Lewis Hamilton, Mercedes F1 W15 (Photo by: Zak Mauger / Motorsport Images)

“As a human being, you say, ‘I would prefer to do my own stuff.’ But it is dangerous because you have to go with your criteria, and if the criteria is what is better, we go for what is better.

“And also it is not exactly the same to be fair...it's a lot better.”

Wache has explained that the thinking behind adopting such a radical revamp of its car for this season was prompted by the fact that it felt it had begun to reach a plateau of performance with its dominant RB19.

Well aware that rivals were closing in on it over the course of the 2023 season, Red Bull felt that the only way to make a big enough leap was to do something very different.

Asked about what prompted the decision, he said: “It was based on the simulation and numbers.

“You know you have to improve quite a lot because the others will come back, and you know that your concept is more or less at the plateau of what you can achieve with it.

“Well maybe not the plateau, because some others will find more, but if you want a different rate of development, you have to take a little bit of a bet and more risk. So we took this decision to take more risk quite early.

Pierre Wache, Race Engineer, Red Bull Racing, Helmut Marko, Consultant, Red Bull Racing, in the garage (Photo by: Mark Sutton / Motorsport Images)

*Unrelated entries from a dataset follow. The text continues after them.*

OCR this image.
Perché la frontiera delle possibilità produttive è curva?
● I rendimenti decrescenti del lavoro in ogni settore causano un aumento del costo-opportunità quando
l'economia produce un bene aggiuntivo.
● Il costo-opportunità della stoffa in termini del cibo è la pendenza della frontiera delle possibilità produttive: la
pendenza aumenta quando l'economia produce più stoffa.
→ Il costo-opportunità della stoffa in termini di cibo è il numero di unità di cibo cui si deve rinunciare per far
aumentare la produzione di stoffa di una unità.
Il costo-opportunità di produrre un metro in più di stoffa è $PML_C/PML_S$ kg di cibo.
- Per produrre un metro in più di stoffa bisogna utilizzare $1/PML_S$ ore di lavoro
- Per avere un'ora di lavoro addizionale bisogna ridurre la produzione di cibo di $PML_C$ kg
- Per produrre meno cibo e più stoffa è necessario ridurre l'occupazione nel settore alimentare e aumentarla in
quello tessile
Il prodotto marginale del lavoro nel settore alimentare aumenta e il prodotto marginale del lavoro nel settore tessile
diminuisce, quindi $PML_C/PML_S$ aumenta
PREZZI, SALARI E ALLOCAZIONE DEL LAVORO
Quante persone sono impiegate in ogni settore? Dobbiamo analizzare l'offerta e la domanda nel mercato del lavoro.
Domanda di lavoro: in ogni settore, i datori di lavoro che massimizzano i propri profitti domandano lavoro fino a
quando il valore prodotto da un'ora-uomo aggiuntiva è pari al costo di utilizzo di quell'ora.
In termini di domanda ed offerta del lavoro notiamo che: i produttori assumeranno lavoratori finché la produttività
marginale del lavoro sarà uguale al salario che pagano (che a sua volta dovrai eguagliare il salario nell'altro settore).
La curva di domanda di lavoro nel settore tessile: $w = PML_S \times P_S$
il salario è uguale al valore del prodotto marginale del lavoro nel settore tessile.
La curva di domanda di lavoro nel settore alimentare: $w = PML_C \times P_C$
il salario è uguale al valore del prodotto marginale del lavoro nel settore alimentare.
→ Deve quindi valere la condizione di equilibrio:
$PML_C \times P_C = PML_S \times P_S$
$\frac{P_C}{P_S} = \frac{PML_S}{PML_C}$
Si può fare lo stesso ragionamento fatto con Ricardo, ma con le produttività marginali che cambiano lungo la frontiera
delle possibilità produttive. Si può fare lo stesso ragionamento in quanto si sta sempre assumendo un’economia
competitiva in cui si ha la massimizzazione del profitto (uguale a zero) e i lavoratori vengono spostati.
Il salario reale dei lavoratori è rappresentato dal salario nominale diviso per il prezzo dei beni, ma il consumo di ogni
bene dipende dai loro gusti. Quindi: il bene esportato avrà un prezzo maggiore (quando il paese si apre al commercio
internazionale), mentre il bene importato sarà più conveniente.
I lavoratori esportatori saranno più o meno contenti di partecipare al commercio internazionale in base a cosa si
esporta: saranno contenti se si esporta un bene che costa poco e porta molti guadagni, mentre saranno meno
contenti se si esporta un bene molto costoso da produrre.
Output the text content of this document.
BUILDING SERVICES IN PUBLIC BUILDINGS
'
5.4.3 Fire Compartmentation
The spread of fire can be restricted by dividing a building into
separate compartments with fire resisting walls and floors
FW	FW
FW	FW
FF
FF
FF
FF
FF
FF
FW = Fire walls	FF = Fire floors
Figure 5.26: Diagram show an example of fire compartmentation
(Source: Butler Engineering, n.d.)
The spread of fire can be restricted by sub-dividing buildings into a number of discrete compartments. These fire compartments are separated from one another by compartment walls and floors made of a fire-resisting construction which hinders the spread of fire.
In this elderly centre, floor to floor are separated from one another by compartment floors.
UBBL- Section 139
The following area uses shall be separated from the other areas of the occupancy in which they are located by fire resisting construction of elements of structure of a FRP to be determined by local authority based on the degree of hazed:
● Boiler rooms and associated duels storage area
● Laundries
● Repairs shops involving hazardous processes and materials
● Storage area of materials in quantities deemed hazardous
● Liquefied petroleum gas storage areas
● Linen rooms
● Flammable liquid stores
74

“It is an evolution of how we developed the car, but was clearly a push to give us the freedom to make a big change to the strategy overall.”

While there are clear risks in Red Bull not going for an evolution of the RB19 concept that was ahead of the competition, Wache is crystal clear that there was no element of it taking a gamble with what it has done for this year.

“We don't gamble, we just take risk. It is different,” he said.

“You don't do things based on what you don't know. You say, I want to go to this direction, what can I do to achieve it? What do I have to do? And the solution is coming by itself.

“You don't gamble. Instead you say that if I do that [change], it is more risky than if I keep it. After that you say, ‘okay, we minimise the risk by studying more and more and more.’ And to be honest, aero did a very, very good job on it.”